L’aumento dell’inflazione a cifre che non vedevamo da anni è solo per una piccola parte dovuto alla guerra tra Russia e Ucraina. E’ vero che dopo il 24 febbraio i prezzi delle materie prime hanno subito un ulteriore aumento, tuttavia, la quota maggiore dell’inflazione si è realizzata prima, ovvero durante la ripresa economica post covid.

Anzi, la volatilità dei prezzi notata nei primi giorni dell’invasione si è progressivamente ridotta ed i prezzi si sono stabilizzati, seppure ad un livello superiore esistente prima dell’aggressione armata della Russia.

Però, ovviamente, gli incrementi dovuti alla guerra si sono sommati agli aumenti che si erano realizzati durante la ripresa economica nel corso dell’anno scorso.

Quali sono le proporzioni tra l’aumento dei prezzi dopo il conflitto e quello registrato dopo la ripresa post-pandemia?

Vediamolo per una selezione delle principali materie prime.

Prodotti energetici: all’inizio dell’invasione c’è stato un forte aumento del prezzo del gas naturale che poi si è stabilizzato a un valore prossimo a quello registrato prima. Ad oggi l’80% dell’aumento è frutto dell’enorme richiesta di gas naturale per sostenere la ripresa post covid. Anche per il petrolio vale la stessa cosa. Infatti, 79% del prezzo attuale è dovuto alla stessa ragione, mentre per il carbone vale solo per il 50%.

Cereali: per i tre principali cereali (frumento, mais e riso) tra metà e tre quarti dell’aumento dei prezzi che oggi si paga è avvenuto prima della guerra.
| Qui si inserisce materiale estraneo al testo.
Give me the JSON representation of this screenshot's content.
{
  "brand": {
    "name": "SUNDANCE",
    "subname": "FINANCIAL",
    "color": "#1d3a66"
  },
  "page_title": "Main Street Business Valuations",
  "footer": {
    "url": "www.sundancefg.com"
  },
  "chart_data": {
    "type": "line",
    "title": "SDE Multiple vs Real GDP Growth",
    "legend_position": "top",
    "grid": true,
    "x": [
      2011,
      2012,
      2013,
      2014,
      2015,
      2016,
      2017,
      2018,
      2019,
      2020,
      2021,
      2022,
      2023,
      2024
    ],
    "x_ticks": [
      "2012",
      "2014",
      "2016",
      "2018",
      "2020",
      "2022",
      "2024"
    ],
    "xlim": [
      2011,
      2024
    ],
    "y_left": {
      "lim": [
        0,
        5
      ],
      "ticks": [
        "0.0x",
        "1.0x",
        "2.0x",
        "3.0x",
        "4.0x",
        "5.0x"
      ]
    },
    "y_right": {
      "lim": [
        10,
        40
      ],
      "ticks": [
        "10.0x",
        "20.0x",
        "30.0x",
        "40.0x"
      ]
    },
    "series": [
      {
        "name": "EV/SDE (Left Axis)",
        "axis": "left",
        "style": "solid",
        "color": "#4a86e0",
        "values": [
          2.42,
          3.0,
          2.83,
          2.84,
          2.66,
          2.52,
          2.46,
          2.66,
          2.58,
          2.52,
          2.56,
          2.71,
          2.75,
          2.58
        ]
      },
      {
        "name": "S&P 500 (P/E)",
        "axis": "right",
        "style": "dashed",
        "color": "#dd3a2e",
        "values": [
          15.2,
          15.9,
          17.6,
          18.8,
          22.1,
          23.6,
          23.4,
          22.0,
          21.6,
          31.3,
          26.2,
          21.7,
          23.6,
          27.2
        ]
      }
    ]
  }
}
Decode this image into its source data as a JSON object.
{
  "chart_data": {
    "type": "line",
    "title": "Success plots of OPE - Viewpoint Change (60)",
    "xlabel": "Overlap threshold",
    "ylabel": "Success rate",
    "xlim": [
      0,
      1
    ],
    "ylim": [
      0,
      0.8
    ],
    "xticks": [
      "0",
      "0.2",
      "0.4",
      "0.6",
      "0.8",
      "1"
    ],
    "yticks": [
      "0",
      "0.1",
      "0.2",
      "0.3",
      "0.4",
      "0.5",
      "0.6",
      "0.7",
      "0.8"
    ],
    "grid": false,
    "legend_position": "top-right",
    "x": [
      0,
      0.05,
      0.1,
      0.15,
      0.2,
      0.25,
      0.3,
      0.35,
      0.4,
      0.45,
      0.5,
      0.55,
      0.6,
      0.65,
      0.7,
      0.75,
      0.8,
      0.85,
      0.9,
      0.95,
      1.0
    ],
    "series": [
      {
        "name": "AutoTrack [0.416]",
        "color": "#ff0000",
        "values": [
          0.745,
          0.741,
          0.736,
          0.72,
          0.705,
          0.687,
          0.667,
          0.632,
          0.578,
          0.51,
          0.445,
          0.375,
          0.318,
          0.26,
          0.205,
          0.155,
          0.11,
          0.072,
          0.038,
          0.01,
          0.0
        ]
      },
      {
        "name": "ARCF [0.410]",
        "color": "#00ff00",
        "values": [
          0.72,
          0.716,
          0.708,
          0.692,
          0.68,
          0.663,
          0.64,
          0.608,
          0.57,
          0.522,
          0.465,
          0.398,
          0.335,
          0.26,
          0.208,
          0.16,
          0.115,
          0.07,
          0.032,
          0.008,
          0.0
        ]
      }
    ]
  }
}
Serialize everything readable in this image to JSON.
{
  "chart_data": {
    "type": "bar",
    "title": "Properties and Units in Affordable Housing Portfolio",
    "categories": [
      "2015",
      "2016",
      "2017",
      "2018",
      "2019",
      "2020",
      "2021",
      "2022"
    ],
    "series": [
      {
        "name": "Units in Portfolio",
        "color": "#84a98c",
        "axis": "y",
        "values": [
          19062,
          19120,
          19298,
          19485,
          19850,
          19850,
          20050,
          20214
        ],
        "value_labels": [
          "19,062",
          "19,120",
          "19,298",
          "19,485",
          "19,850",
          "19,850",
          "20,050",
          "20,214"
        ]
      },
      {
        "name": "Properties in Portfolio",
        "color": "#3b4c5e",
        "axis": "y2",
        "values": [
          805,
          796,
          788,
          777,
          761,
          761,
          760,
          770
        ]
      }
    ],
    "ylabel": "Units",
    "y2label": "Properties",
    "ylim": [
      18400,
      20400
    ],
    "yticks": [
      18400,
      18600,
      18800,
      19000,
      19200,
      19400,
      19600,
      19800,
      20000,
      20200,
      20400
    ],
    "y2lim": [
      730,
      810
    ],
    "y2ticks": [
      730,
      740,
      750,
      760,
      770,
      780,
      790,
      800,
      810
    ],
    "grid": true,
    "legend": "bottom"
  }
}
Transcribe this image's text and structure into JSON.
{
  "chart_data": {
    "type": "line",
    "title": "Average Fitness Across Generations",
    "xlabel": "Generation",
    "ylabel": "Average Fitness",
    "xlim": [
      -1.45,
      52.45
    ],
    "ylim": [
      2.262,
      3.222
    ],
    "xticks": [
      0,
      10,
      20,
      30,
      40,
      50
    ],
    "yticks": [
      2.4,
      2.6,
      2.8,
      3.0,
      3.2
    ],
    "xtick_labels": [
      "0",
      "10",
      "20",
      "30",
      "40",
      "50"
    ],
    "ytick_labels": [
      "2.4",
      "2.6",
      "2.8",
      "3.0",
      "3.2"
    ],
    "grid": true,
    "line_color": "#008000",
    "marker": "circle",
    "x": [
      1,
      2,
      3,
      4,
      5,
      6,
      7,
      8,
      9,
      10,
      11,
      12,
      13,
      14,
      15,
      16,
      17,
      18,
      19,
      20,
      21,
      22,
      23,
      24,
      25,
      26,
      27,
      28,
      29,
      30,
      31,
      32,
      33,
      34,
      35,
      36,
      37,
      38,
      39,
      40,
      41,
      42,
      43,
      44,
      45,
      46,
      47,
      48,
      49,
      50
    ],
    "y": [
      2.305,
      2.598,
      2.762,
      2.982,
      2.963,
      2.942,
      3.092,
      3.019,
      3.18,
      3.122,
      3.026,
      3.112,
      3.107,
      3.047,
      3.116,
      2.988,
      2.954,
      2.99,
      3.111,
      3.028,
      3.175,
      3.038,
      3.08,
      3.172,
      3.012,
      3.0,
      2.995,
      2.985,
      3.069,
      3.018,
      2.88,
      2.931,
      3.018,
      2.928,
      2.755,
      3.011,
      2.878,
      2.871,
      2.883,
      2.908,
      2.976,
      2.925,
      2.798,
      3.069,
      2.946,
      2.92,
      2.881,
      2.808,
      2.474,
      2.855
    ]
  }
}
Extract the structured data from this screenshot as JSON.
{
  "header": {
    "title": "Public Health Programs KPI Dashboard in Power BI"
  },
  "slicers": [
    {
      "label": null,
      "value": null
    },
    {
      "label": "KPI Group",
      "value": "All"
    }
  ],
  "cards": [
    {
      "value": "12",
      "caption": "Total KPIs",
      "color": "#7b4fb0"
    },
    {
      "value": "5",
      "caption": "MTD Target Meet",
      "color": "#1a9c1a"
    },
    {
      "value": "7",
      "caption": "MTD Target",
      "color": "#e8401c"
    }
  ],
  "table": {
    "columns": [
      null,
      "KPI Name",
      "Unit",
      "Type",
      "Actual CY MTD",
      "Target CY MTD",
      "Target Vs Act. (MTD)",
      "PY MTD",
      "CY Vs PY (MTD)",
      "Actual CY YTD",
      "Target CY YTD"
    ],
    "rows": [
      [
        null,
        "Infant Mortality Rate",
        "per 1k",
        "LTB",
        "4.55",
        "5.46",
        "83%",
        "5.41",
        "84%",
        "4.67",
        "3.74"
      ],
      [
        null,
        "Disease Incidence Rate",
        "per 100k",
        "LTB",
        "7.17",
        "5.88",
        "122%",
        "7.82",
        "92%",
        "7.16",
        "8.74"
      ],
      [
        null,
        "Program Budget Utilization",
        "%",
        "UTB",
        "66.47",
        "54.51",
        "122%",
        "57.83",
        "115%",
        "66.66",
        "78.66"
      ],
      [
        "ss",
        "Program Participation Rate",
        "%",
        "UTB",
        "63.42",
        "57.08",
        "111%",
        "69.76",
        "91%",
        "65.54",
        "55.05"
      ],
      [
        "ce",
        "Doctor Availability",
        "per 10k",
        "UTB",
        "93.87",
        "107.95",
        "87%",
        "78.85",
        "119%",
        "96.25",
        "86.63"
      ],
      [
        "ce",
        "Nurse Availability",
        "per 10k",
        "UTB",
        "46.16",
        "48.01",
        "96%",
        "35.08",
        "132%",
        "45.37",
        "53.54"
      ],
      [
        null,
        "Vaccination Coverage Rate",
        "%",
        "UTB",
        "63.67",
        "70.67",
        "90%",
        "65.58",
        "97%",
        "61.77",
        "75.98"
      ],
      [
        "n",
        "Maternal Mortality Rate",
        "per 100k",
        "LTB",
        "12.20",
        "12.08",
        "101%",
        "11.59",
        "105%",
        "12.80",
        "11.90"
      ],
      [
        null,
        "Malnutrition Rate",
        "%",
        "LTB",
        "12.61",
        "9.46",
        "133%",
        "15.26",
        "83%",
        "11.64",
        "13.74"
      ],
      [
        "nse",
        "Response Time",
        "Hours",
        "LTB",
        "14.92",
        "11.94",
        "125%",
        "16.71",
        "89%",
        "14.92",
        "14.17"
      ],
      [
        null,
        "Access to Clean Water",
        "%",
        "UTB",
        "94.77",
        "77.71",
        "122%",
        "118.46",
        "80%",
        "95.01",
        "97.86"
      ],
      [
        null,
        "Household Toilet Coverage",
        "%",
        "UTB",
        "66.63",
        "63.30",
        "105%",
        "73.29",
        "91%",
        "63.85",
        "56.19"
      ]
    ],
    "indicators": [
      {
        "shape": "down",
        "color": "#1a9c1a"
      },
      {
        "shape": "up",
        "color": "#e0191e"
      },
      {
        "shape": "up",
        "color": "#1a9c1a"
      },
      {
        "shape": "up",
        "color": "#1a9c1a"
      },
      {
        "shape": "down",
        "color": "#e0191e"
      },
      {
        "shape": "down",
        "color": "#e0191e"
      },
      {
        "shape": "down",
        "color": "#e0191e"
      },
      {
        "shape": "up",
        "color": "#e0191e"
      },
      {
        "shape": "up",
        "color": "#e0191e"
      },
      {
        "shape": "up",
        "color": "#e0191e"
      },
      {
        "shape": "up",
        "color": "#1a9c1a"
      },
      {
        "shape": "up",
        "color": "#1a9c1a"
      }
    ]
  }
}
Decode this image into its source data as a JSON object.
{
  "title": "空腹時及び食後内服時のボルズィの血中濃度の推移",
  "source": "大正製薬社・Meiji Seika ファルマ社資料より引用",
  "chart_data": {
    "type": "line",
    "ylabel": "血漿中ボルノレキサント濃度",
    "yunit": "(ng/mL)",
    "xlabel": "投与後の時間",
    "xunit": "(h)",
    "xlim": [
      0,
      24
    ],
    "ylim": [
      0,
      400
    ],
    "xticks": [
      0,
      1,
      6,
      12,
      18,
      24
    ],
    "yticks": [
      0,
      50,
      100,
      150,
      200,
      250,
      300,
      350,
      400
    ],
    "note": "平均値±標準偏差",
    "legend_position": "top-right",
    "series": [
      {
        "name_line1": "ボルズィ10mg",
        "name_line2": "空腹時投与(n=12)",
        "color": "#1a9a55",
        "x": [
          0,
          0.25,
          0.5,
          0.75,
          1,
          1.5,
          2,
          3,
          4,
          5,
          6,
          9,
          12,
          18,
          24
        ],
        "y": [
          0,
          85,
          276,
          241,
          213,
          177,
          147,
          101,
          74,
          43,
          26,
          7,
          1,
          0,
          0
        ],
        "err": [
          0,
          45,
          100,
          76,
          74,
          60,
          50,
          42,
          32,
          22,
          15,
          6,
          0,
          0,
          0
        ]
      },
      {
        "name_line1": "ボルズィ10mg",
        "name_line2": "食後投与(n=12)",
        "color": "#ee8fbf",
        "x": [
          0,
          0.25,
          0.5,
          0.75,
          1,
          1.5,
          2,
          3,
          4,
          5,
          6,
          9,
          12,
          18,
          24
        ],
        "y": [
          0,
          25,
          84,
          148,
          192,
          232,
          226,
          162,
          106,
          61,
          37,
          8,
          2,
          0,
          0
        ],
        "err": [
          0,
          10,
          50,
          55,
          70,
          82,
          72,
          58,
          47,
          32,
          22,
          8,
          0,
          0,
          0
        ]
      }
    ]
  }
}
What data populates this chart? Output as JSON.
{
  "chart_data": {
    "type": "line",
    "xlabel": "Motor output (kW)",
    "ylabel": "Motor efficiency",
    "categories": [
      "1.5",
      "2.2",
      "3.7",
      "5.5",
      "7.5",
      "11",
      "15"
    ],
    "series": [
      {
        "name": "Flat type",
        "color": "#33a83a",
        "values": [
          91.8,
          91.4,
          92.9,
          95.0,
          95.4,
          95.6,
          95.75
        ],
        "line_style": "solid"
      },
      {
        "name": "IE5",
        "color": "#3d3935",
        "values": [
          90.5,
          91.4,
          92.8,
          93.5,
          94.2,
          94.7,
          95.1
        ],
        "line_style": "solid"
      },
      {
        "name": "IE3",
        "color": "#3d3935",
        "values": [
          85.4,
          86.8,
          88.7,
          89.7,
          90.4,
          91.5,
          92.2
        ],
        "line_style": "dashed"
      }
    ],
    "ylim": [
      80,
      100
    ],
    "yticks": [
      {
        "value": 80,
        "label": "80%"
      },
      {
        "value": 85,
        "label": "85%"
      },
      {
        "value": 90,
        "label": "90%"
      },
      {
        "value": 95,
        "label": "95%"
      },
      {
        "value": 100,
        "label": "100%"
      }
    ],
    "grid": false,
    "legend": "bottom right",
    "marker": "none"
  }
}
Materie prime per l’agricoltura: il 75% circa dell’aumento del prezzo del cotone è avvenuto prima della guerra mentre il prezzo del legname è addirittura calato dopo l’invasione dell’Ucraina.

Metalli: mentre il prezzo di alluminio, rame e stagno è al di sotto di quello pre-guerra, sull’aumento del prezzo del nickel, per il 50% pesa il periodo pre invasione. Per gli altri metalli l’aumento è per l’80% dovuto a quanto avvenuto prima della guerra, ovvero alla forte crescita della domanda dopo la pandemia.

Quindi, se oggi la Russia terminasse l’aggressione armata all’Ucraina, i prezzi delle materie prime certamente calerebbero, ma resterebbero molto più alti di quelli registrati prima della pandemia covid.